Predicting the Displacement of a Circular Tunnel in an Elastic Medium Exhibiting Time-Dependent Swelling Behavior

This paper is aimed at developing an analytical solution for predicting the time-dependent swelling displacement of a circular tunnel. The unlined tunnel is assumed to be infinitely long with a uniform cross-section satisfying plane-strain conditions subjected to uniform far-field stress. Also, the gravity effect on the mechanical behavior of the tunnel is neglected. The material is considered to be isotropic, homogenous, and elastic with time-dependent swelling behavior. The swelling behavior is represented by an extended form of Grob’s law. This study assumes that the tunnel is excavated instantaneously, and elastic displacement occurs before the surrounding rock’s swelling begins. The proposed analytical solution is compared with the results obtained from numerical modeling, which proved close similarity (within 1% accuracy). Additionally, a parametric analysis was performed to investigate the effect of different parameters on the swelling displacement around the circular tunnel.
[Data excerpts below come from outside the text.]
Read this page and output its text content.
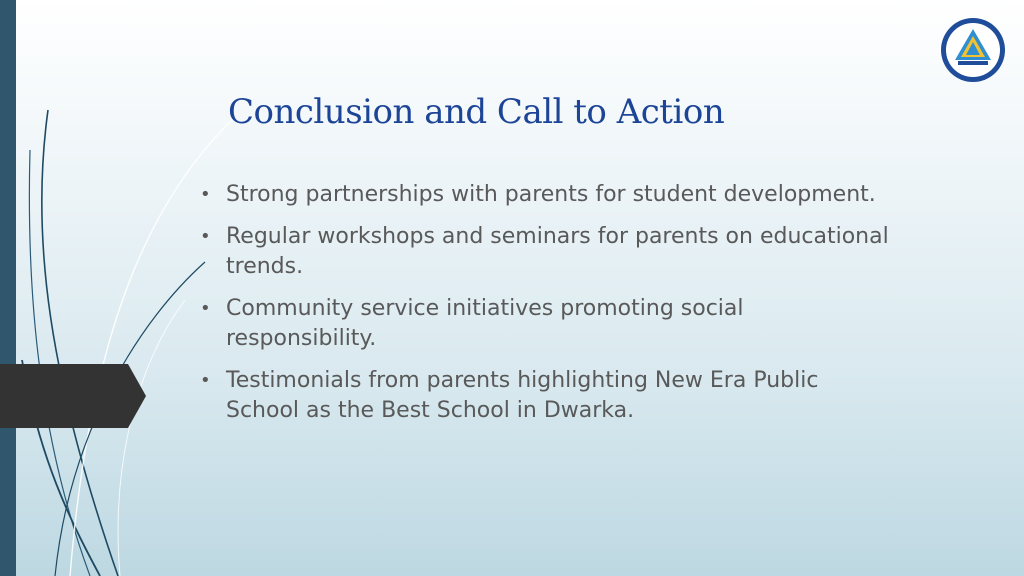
Conclusion and Call to Action
• Strong partnerships with parents for student development.
• Regular workshops and seminars for parents on educational trends.
• Community service initiatives promoting social responsibility.
• Testimonials from parents highlighting New Era Public School as the Best School in Dwarka.
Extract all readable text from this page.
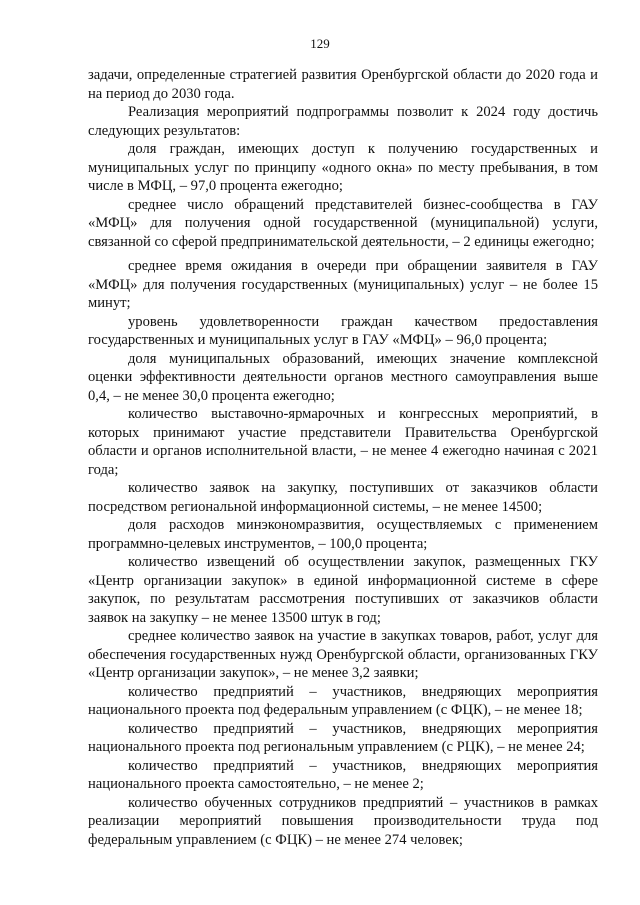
129

задачи, определенные стратегией развития Оренбургской области до 2020 года и на период до 2030 года.

Реализация мероприятий подпрограммы позволит к 2024 году достичь следующих результатов:

доля граждан, имеющих доступ к получению государственных и муниципальных услуг по принципу «одного окна» по месту пребывания, в том числе в МФЦ, – 97,0 процента ежегодно;

среднее число обращений представителей бизнес-сообщества в ГАУ «МФЦ» для получения одной государственной (муниципальной) услуги, связанной со сферой предпринимательской деятельности, – 2 единицы ежегодно;

среднее время ожидания в очереди при обращении заявителя в ГАУ «МФЦ» для получения государственных (муниципальных) услуг – не более 15 минут;

уровень удовлетворенности граждан качеством предоставления государственных и муниципальных услуг в ГАУ «МФЦ» – 96,0 процента;

доля муниципальных образований, имеющих значение комплексной оценки эффективности деятельности органов местного самоуправления выше 0,4, – не менее 30,0 процента ежегодно;

количество выставочно-ярмарочных и конгрессных мероприятий, в которых принимают участие представители Правительства Оренбургской области и органов исполнительной власти, – не менее 4 ежегодно начиная с 2021 года;

количество заявок на закупку, поступивших от заказчиков области посредством региональной информационной системы, – не менее 14500;

доля расходов минэкономразвития, осуществляемых с применением программно-целевых инструментов, – 100,0 процента;

количество извещений об осуществлении закупок, размещенных ГКУ «Центр организации закупок» в единой информационной системе в сфере закупок, по результатам рассмотрения поступивших от заказчиков области заявок на закупку – не менее 13500 штук в год;

среднее количество заявок на участие в закупках товаров, работ, услуг для обеспечения государственных нужд Оренбургской области, организованных ГКУ «Центр организации закупок», – не менее 3,2 заявки;

количество предприятий – участников, внедряющих мероприятия национального проекта под федеральным управлением (с ФЦК), – не менее 18;

количество предприятий – участников, внедряющих мероприятия национального проекта под региональным управлением (с РЦК), – не менее 24;

количество предприятий – участников, внедряющих мероприятия национального проекта самостоятельно, – не менее 2;

количество обученных сотрудников предприятий – участников в рамках реализации мероприятий повышения производительности труда под федеральным управлением (с ФЦК) – не менее 274 человек;
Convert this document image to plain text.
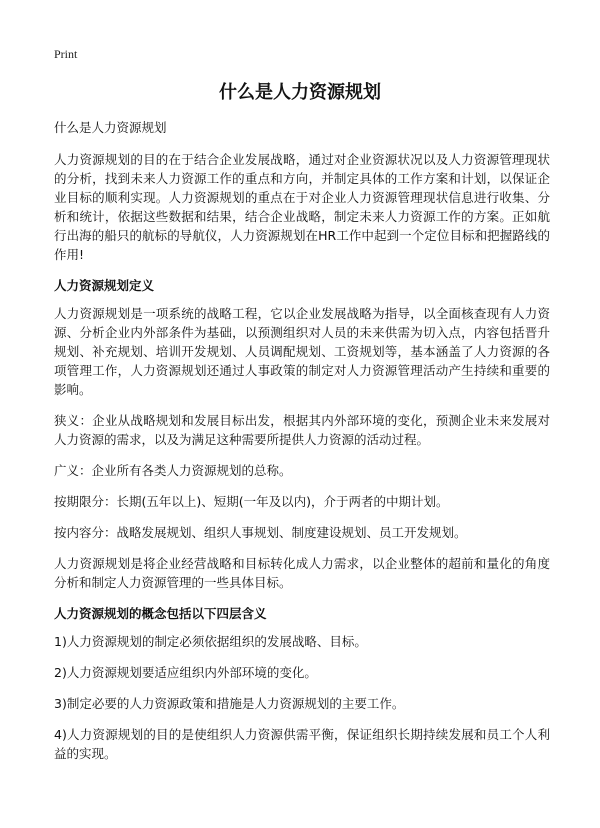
Print
什么是人力资源规划

什么是人力资源规划

人力资源规划的目的在于结合企业发展战略，通过对企业资源状况以及人力资源管理现状的分析，找到未来人力资源工作的重点和方向，并制定具体的工作方案和计划，以保证企业目标的顺利实现。人力资源规划的重点在于对企业人力资源管理现状信息进行收集、分析和统计，依据这些数据和结果，结合企业战略，制定未来人力资源工作的方案。正如航行出海的船只的航标的导航仪，人力资源规划在HR工作中起到一个定位目标和把握路线的作用!

人力资源规划定义

人力资源规划是一项系统的战略工程，它以企业发展战略为指导，以全面核查现有人力资源、分析企业内外部条件为基础，以预测组织对人员的未来供需为切入点，内容包括晋升规划、补充规划、培训开发规划、人员调配规划、工资规划等，基本涵盖了人力资源的各项管理工作，人力资源规划还通过人事政策的制定对人力资源管理活动产生持续和重要的影响。

狭义：企业从战略规划和发展目标出发，根据其内外部环境的变化，预测企业未来发展对人力资源的需求，以及为满足这种需要所提供人力资源的活动过程。

广义：企业所有各类人力资源规划的总称。

按期限分：长期(五年以上)、短期(一年及以内)，介于两者的中期计划。

按内容分：战略发展规划、组织人事规划、制度建设规划、员工开发规划。

人力资源规划是将企业经营战略和目标转化成人力需求，以企业整体的超前和量化的角度分析和制定人力资源管理的一些具体目标。

人力资源规划的概念包括以下四层含义

1)人力资源规划的制定必须依据组织的发展战略、目标。

2)人力资源规划要适应组织内外部环境的变化。

3)制定必要的人力资源政策和措施是人力资源规划的主要工作。

4)人力资源规划的目的是使组织人力资源供需平衡，保证组织长期持续发展和员工个人利益的实现。
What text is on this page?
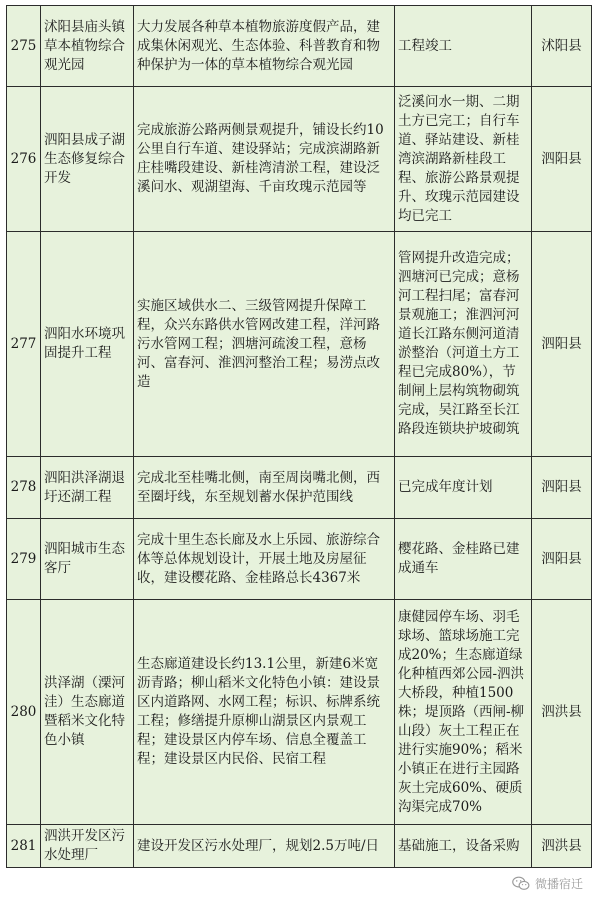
275	沭阳县庙头镇草本植物综合观光园	大力发展各种草本植物旅游度假产品，建成集休闲观光、生态体验、科普教育和物种保护为一体的草本植物综合观光园	工程竣工	沭阳县
276	泗阳县成子湖生态修复综合开发	完成旅游公路两侧景观提升，铺设长约10公里自行车道、建设驿站；完成滨湖路新庄桂嘴段建设、新桂湾清淤工程，建设泛溪问水、观湖望海、千亩玫瑰示范园等	泛溪问水一期、二期土方已完工；自行车道、驿站建设、新桂湾滨湖路新桂段工程、旅游公路景观提升、玫瑰示范园建设均已完工	泗阳县
277	泗阳水环境巩固提升工程	实施区域供水二、三级管网提升保障工程，众兴东路供水管网改建工程，洋河路污水管网工程；泗塘河疏浚工程，意杨河、富春河、淮泗河整治工程；易涝点改造	管网提升改造完成；泗塘河已完成；意杨河工程扫尾；富春河景观施工；淮泗河河道长江路东侧河道清淤整治（河道土方工程已完成80%），节制闸上层构筑物砌筑完成，吴江路至长江路段连锁块护坡砌筑	泗阳县
278	泗阳洪泽湖退圩还湖工程	完成北至桂嘴北侧，南至周岗嘴北侧，西至圈圩线，东至规划蓄水保护范围线	已完成年度计划	泗阳县
279	泗阳城市生态客厅	完成十里生态长廊及水上乐园、旅游综合体等总体规划设计，开展土地及房屋征收，建设樱花路、金桂路总长4367米	樱花路、金桂路已建成通车	泗阳县
280	洪泽湖（溧河洼）生态廊道暨稻米文化特色小镇	生态廊道建设长约13.1公里，新建6米宽沥青路；柳山稻米文化特色小镇：建设景区内道路网、水网工程；标识、标牌系统工程；修缮提升原柳山湖景区内景观工程；建设景区内停车场、信息全覆盖工程；建设景区内民俗、民宿工程	康健园停车场、羽毛球场、篮球场施工完成20%；生态廊道绿化种植西郊公园-泗洪大桥段，种植1500株；堤顶路（西闸-柳山段）灰土工程正在进行实施90%；稻米小镇正在进行主园路灰土完成60%、硬质沟渠完成70%	泗洪县
281	泗洪开发区污水处理厂	建设开发区污水处理厂，规划2.5万吨/日	基础施工，设备采购	泗洪县
微播宿迁
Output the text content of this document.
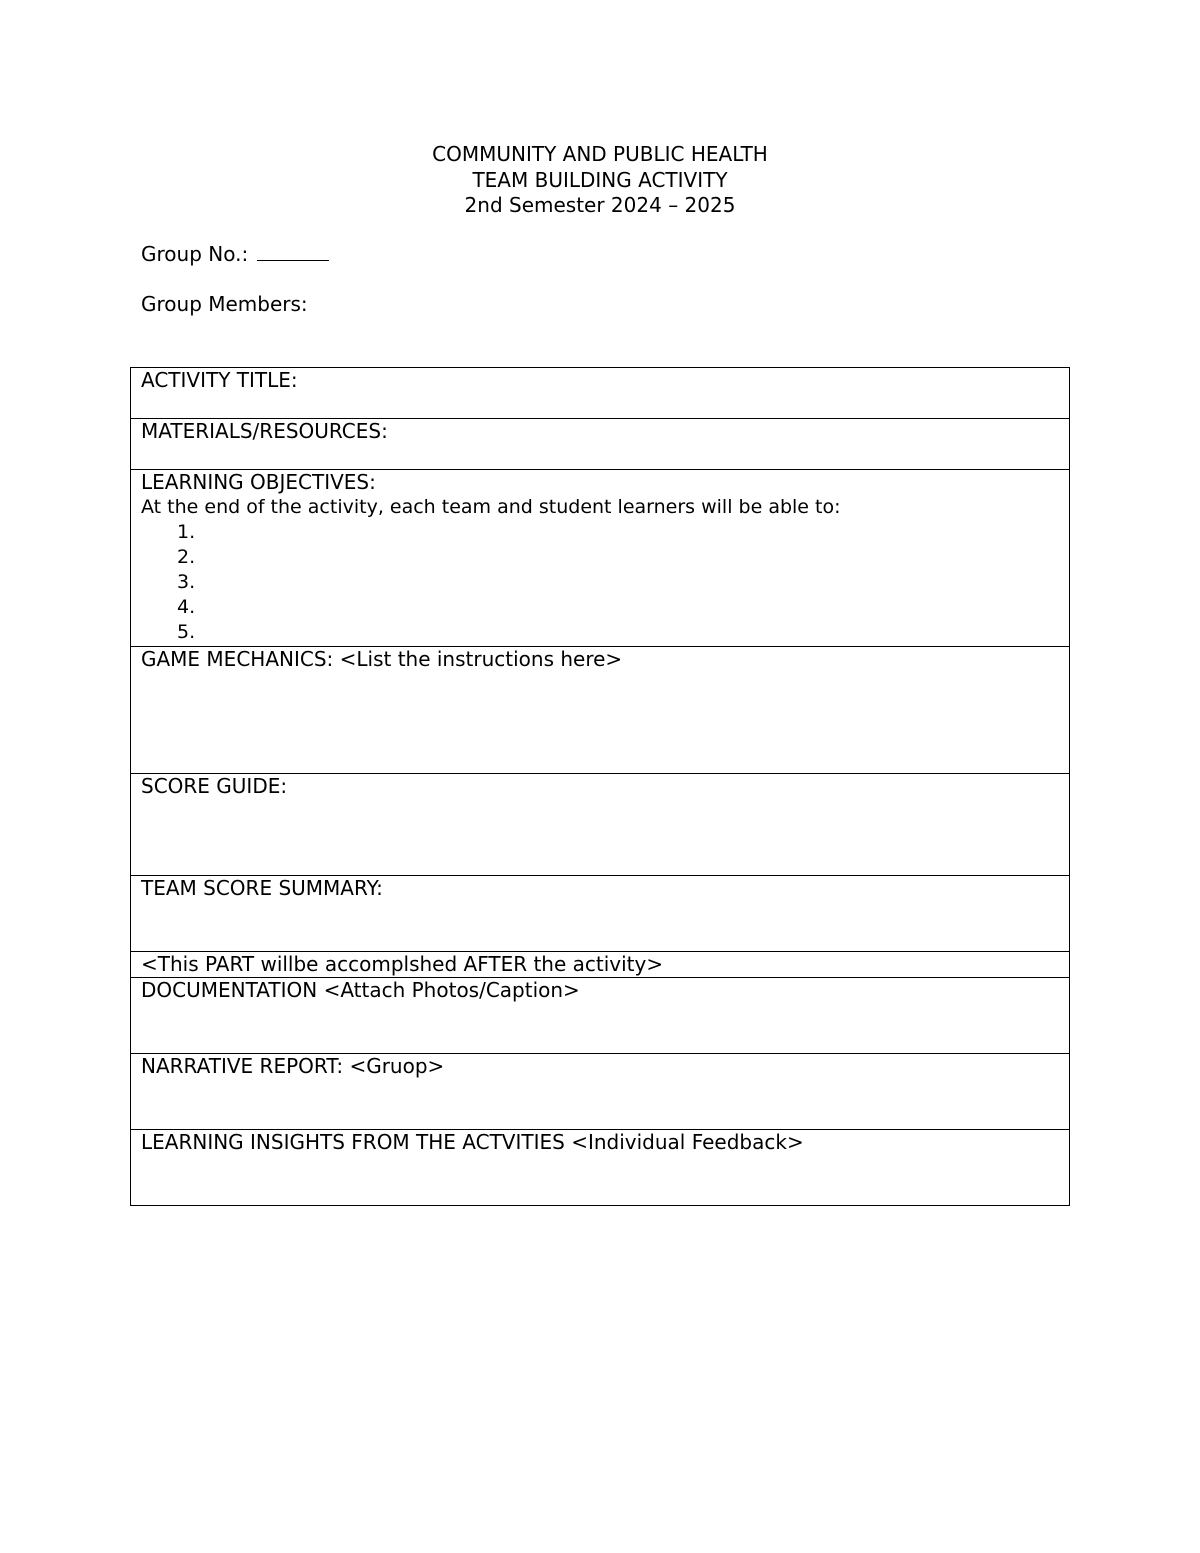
COMMUNITY AND PUBLIC HEALTH
TEAM BUILDING ACTIVITY
2nd Semester 2024 – 2025
Group No.:
Group Members:
ACTIVITY TITLE:
MATERIALS/RESOURCES:

LEARNING OBJECTIVES:
At the end of the activity, each team and student learners will be able to:
1.
2.
3.
4.
5.

GAME MECHANICS: <List the instructions here>
SCORE GUIDE:
TEAM SCORE SUMMARY:
<This PART willbe accomplshed AFTER the activity>
DOCUMENTATION <Attach Photos/Caption>
NARRATIVE REPORT: <Gruop>
LEARNING INSIGHTS FROM THE ACTVITIES <Individual Feedback>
Obtained results showed that the maximum swelling pressure controls both the magnitude of swelling displacement and the swelling extent around the tunnel. Moreover, the results show that a 10 percent increase in the maximum swelling pressure causes a 12.9 percent increase in the swelling radial displacement. In comparison, a 10 percent increase in either the swelling coefficient or the tunnel radius could only cause about a 10 percent increase in the final radial displacement.